While in 2019/2020 58 doctors from 42 out of 76 counties and from all seven government districts in Bavaria participated in BIS, in 2020/2021 only 41 (70.7%) from 31 counties and seven government districts were involved in BIS (Table 1). In 2019/2020 they collected 1376 samples; in 2020/2021 only 470 (34.2%) samples were obtained. At least one sample per week was sent by 42 general practitioners in 2019/2020, summing up to 1245 samples (90.5% of all samples). In 2020/2021, 12 general practitioners sent at least one sample per week to the LGL, summing up to 329 samples (70.0% of all samples).

Table 1.

Basic data of the BIS 2019/2020 and 2020/2021 in Bavaria, Germany

BIS 2019/2020 BIS 2020/2021 Interseasonal change
Number of physicians 58 41 70.7%
With at least 1 sample per week 42 12
Proportion of physicians with 1 sample per week to all physicians 72.4% 29.3%
Number of samples
For influenza virus analysis 1376 470 34.2%
From physicians with at least 1 sample per week 1245 329
Proportion of influenza samples from physicians with 1 sample per week to all influenza samples 90.5% 70.0%
For SARS-CoV-2 analysis 610 457
Proportion of SARS-CoV-2 analysis to the influenza virus analysis 44.3% 97.2%

BIS, Bavarian Influenza Sentinel.

Influenza surveillance

In the flu season 2019/2020 (CW 39/2019 – CW 14/2020: 28 weeks), 1376 specimens were tested for influenza viruses in total. 517 (37.6%) of these samples were positive: 202 (39.1%) Influenza A(H1N1)pdm09 viruses, 144 (27.9%) Influenza A(H3N2), 18 (3.5%) Influenza A not further subtyped, 129 (25.0%) Influenza B Victoria lineage, 22 (4.3%) Influenza B Yamagata lineage and 2 (0.4%) Influenza B not further subtyped. The positive rate began to increase from CW 48 (Fig. 1). The peak of this epidemic was in CW 5 with a positive rate of more than 60%. According to the definition of the Robert Koch-Institute (RKI), the start of the seasonal influenza epidemic is set for CW 51/2019, the end for CW 12/2020 [14].

Fig. 1.

Fig. 1.

Number of samples analysed for influenza viruses, detected subtypes of influenza viruses and proportion of positive influenza virus detections (positivity rate) by CW in the Bavarian Influenza Sentinel 2019/2020 in Bavaria, Germany. Dark blue bar: Influenza A(H1N1)pdm09, blue bar: Influenza A(H3N2), light blue bar: Influenza A not further subtyped, dark green bar: Influenza B Victoria lineage, green bar: Influenza B Yamagata lineage, light green bar: Influenza B not further subtyped, grey bar: negative swabs.

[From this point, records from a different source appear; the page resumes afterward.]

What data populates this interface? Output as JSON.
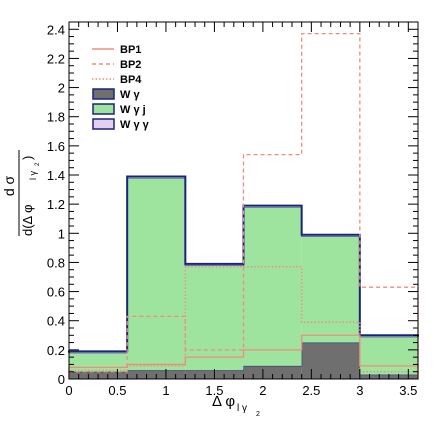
{
  "chart_data": {
    "type": "area",
    "subtype": "stacked-step-histogram",
    "bin_edges": [
      0,
      0.6,
      1.2,
      1.8,
      2.4,
      3.0,
      3.6
    ],
    "xlim": [
      0,
      3.6
    ],
    "ylim": [
      0,
      2.45
    ],
    "xticks": [
      "0",
      "0.5",
      "1",
      "1.5",
      "2",
      "2.5",
      "3",
      "3.5"
    ],
    "yticks": [
      "0",
      "0.2",
      "0.4",
      "0.6",
      "0.8",
      "1",
      "1.2",
      "1.4",
      "1.6",
      "1.8",
      "2",
      "2.2",
      "2.4"
    ],
    "xlabel": "Δ φ",
    "xlabel_sub": "l γ",
    "xlabel_subsub": "2",
    "ylabel_num": "d σ",
    "ylabel_den": "d(Δ φ",
    "ylabel_den_sub": "l γ",
    "ylabel_den_subsub": "2",
    "ylabel_den_close": ")",
    "grid": false,
    "legend_position": "top-left",
    "stack": [
      {
        "name": "W γ",
        "color": "#6f6f6f",
        "edge": "#1a237e",
        "values": [
          0.05,
          0.06,
          0.06,
          0.09,
          0.25,
          0.03
        ]
      },
      {
        "name": "W γ j",
        "color": "#9ee39e",
        "edge": "#1a237e",
        "values": [
          0.13,
          1.32,
          0.72,
          1.09,
          0.73,
          0.26
        ]
      },
      {
        "name": "W γ γ",
        "color": "#e3cff0",
        "edge": "#1a237e",
        "values": [
          0.01,
          0.01,
          0.01,
          0.01,
          0.01,
          0.01
        ]
      }
    ],
    "lines": [
      {
        "name": "BP1",
        "color": "#f28b7d",
        "dash": "",
        "values": [
          0.08,
          0.1,
          0.15,
          0.2,
          0.3,
          0.09
        ]
      },
      {
        "name": "BP2",
        "color": "#f28b7d",
        "dash": "4,3",
        "values": [
          0.05,
          0.43,
          0.2,
          1.54,
          2.37,
          0.63
        ]
      },
      {
        "name": "BP4",
        "color": "#f28b7d",
        "dash": "1.5,2",
        "values": [
          0.06,
          0.09,
          0.77,
          0.77,
          0.39,
          0.05
        ]
      }
    ],
    "legend": [
      {
        "label": "BP1",
        "kind": "line",
        "color": "#f28b7d",
        "dash": ""
      },
      {
        "label": "BP2",
        "kind": "line",
        "color": "#f28b7d",
        "dash": "4,3"
      },
      {
        "label": "BP4",
        "kind": "line",
        "color": "#f28b7d",
        "dash": "1.5,2"
      },
      {
        "label": "W γ",
        "kind": "box",
        "color": "#6f6f6f",
        "edge": "#1a237e"
      },
      {
        "label": "W γ j",
        "kind": "box",
        "color": "#9ee39e",
        "edge": "#1a237e"
      },
      {
        "label": "W γ γ",
        "kind": "box",
        "color": "#e3cff0",
        "edge": "#1a237e"
      }
    ]
  }
}
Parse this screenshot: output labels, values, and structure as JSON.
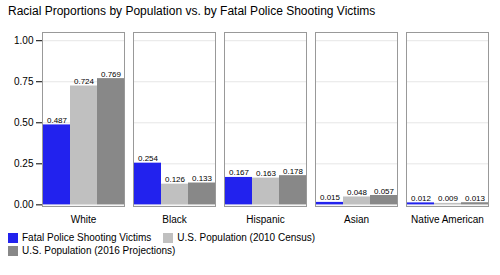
{
  "chart_data": {
    "type": "bar",
    "title": "Racial Proportions by Population vs. by Fatal Police Shooting Victims",
    "categories": [
      "White",
      "Black",
      "Hispanic",
      "Asian",
      "Native American"
    ],
    "series": [
      {
        "name": "Fatal Police Shooting Victims",
        "color": "#2222EE",
        "values": [
          0.487,
          0.254,
          0.167,
          0.015,
          0.012
        ]
      },
      {
        "name": "U.S. Population (2010 Census)",
        "color": "#C0C0C0",
        "values": [
          0.724,
          0.126,
          0.163,
          0.048,
          0.009
        ]
      },
      {
        "name": "U.S. Population (2016 Projections)",
        "color": "#888888",
        "values": [
          0.769,
          0.133,
          0.178,
          0.057,
          0.013
        ]
      }
    ],
    "ylim": [
      -0.01,
      1.05
    ],
    "yticks": [
      {
        "value": 0.0,
        "label": "0.00"
      },
      {
        "value": 0.25,
        "label": "0.25"
      },
      {
        "value": 0.5,
        "label": "0.50"
      },
      {
        "value": 0.75,
        "label": "0.75"
      },
      {
        "value": 1.0,
        "label": "1.00"
      }
    ],
    "grid": true,
    "legend": "bottom",
    "data_labels": true
  }
}
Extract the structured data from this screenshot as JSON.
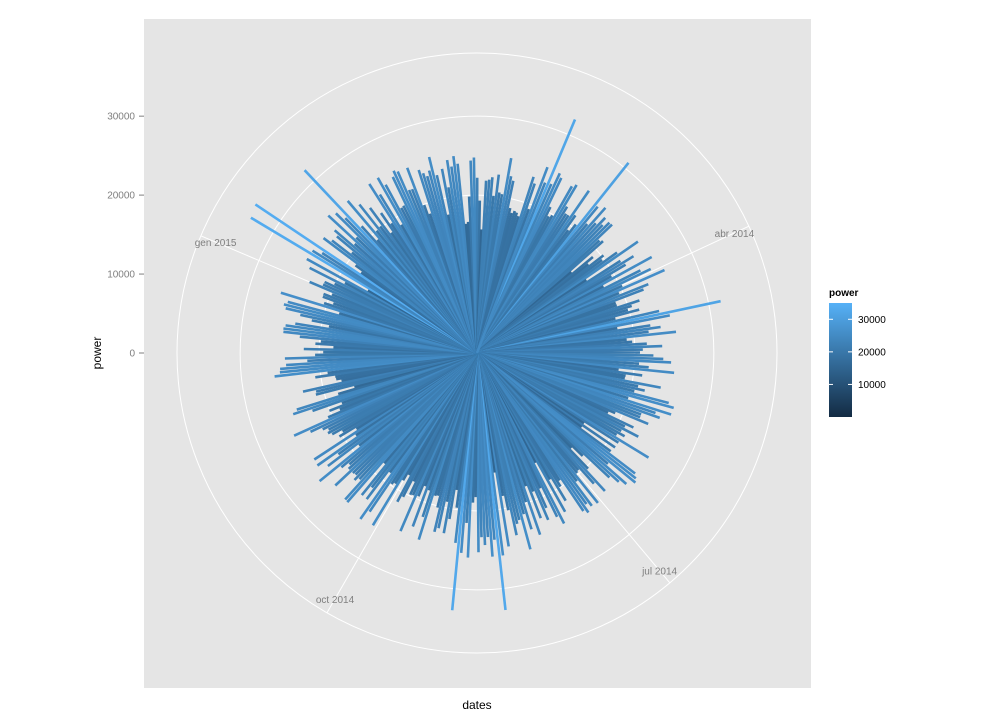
{
  "chart_data": {
    "type": "polar_bar",
    "xlabel": "dates",
    "ylabel": "power",
    "y_ticks": [
      0,
      10000,
      20000,
      30000
    ],
    "y_tick_labels": [
      "0",
      "10000",
      "20000",
      "30000"
    ],
    "ylim": [
      0,
      38000
    ],
    "theta_labels": [
      "abr 2014",
      "jul 2014",
      "oct 2014",
      "gen 2015"
    ],
    "series_summary": {
      "n_bars": 365,
      "typical_power_range": [
        18000,
        26000
      ],
      "max_power": 34000,
      "min_power": 15000
    },
    "legend": {
      "title": "power",
      "breaks": [
        10000,
        20000,
        30000
      ],
      "break_labels": [
        "10000",
        "20000",
        "30000"
      ],
      "range": [
        0,
        35000
      ],
      "low_color": "#132B43",
      "high_color": "#56B1F7"
    },
    "grid": true,
    "panel_background": "#e5e5e5",
    "grid_color": "#ffffff"
  }
}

Black line: positive rate, dashed lines: upper and lower 95% confidence interval (ci). Note: The first lockdown in Germany started in CW 12/2020.

In the influenza season 2020/2021 (CW 38/2019 – CW 11/2021: 27 weeks), 470 specimens were tested for influenza viruses. Most interestingly, only three (0.6%) samples were positive: one Influenza B Victoria lineage in CW 52/2020 and two Influenza A(H3N2) in CW 02 and CW 10/2021.

SARS-CoV-2 Surveillance

In the BIS 2019/2020, 610 swabs (44.3% of all samples) for which sufficient material was available were retrospectively tested for SARS-CoV-2 (Table 1). The number of SARS-CoV-2 samples tested weekly largely paralleled the number of samples tested weekly for influenza. A median of 47% (2–65%) of influenza samples was mapped. No positive results were obtained.

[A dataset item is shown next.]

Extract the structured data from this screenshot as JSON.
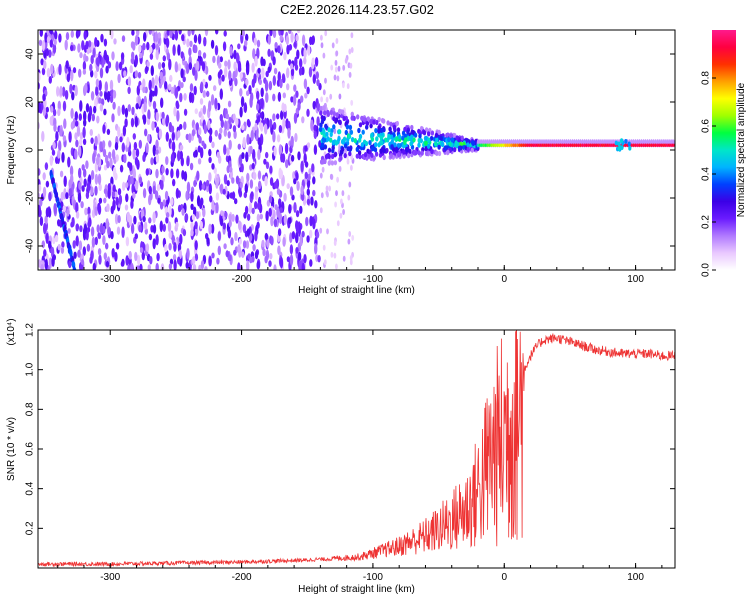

During the 2020/2021 influenza season, 457 samples (97.2% of all samples) were analysed for SARS-CoV-2 (Table 1). Of these, 30 samples (6.6%) were tested positive, spread over the entire period (Fig. 2a). The four-week average positive rate in BIS largely paralleled the positive rates of LGL mass testing (Fig. 2b), especially in CW 47/2020 to 03/2021, where the positive rate in BIS was only 29.3–48.7% lower than that of mass testing (244 519 respiratory samples).

Fig. 2.

Fig. 2.

(a)Number of samples analysed for SARS-CoV-2 viruses and proportion of positive SARS-CoV-2 detections (positive rate) by CW in the Bavarian Influenza Sentinel 2020/2021 in Bavaria, Germany. Grey bar: negative swabs, orange bars: SARS-CoV-2 positive swabs. Black line: positive rate, dashed lines: upper and lower 95% confidence interval (ci). Note: The second lockdown-‘light’ in Germany started in CW 44/2020. It was replaced by a hard lockdown in CW 51/2020, which lasted until CW 10/2021. (b) SARS-CoV-2 positive rate by CW in the Bavarian Influenza Sentinel 2020/2021 (BIS, dotted line), the four-week average positive rate in BIS (black line) and the positive rate from the Bavarian Health and Food Safety Authority (LGL) mass testing (blue line).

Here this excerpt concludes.